Anche tuo fratello Carlos, con te in Sanctuary, è un attore. Siete molto legati?
«Ha sei anni più di me e, siccome io ero molto piccolo quando mia madre si è separata, è stato il mio punto di riferimento maschile in famiglia. Litigavamo, ovviamente. Ma ora siamo legatissimi».

Tua madre è attrice, come i nonni e lo zio. In una famiglia così, hai mai pensato di fare tutt’altro?
«Certo, tanto più che mia madre era rimasta disoccupata due anni ed era andata anche a pulire scale, per mantenerci. Quando l’hanno richiamata a teatro nel ruolo della regina Isabella, era nervosissima. Avevo 9 anni, l’ho vista vomitare in camerino e, un minuto dopo, uscire in scena da regina. E ho pensato che fosse un mestiere folle».

Quindi?
«Da adolescente studiavo pittura e belle arti. Per anni mi sono pagato gli studi anche lavorando come comparsa. Finché proprio mia madre mi ha preso da parte dicendomi: “Puoi farne un mestiere, sappilo, ma devi studiare e prepararti sul serio”».

Quando hai vinto l’Oscar, l’hai ringraziata pubblicamente.
«In realtà avevo preparato tre pagine di discorso con parecchi nomi da citare. Continuavo a rileggerlo con le mani tremanti. Ero seduto tra mia mamma e Jack Nicholson, che continuavano a parlarsi senza conoscere uno la lingua dell’altro, poi lui vedendomi teso mi ha detto: “Lascia perdere quei fogli, dedicalo solo a lei”. E così ho fatto».

Non è un paese per vecchi è stato il tuo ruolo più folle?
«Già, e un altro grande premio l’ho avuto da 56 psichiatri che, dopo aver guardato film usciti tra il 1950 e il 2010, hanno detto che lo psicopatico più credibile del cinema…. ero io!».

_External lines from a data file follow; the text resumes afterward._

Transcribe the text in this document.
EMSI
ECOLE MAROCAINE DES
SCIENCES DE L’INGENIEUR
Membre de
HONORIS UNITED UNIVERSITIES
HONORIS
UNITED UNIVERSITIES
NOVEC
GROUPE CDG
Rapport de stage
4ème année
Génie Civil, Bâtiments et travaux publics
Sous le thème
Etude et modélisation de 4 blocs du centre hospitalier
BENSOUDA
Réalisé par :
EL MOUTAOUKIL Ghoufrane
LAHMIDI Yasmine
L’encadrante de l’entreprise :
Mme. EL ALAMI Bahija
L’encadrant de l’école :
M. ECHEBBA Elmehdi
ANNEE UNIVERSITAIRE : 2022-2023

Qual è il segreto per esserci riuscito così bene?
«Ho uno psicopatico in me! Scherzi a parte, noi attori peschiamo nel caleidoscopio di personalità che ognuno di noi ha dentro. Portiamo all’estremo delle potenzialità. Ma la differenza tra me e un vero malato di mente è che io ho un biglietto di andata e ritorno dalla follia».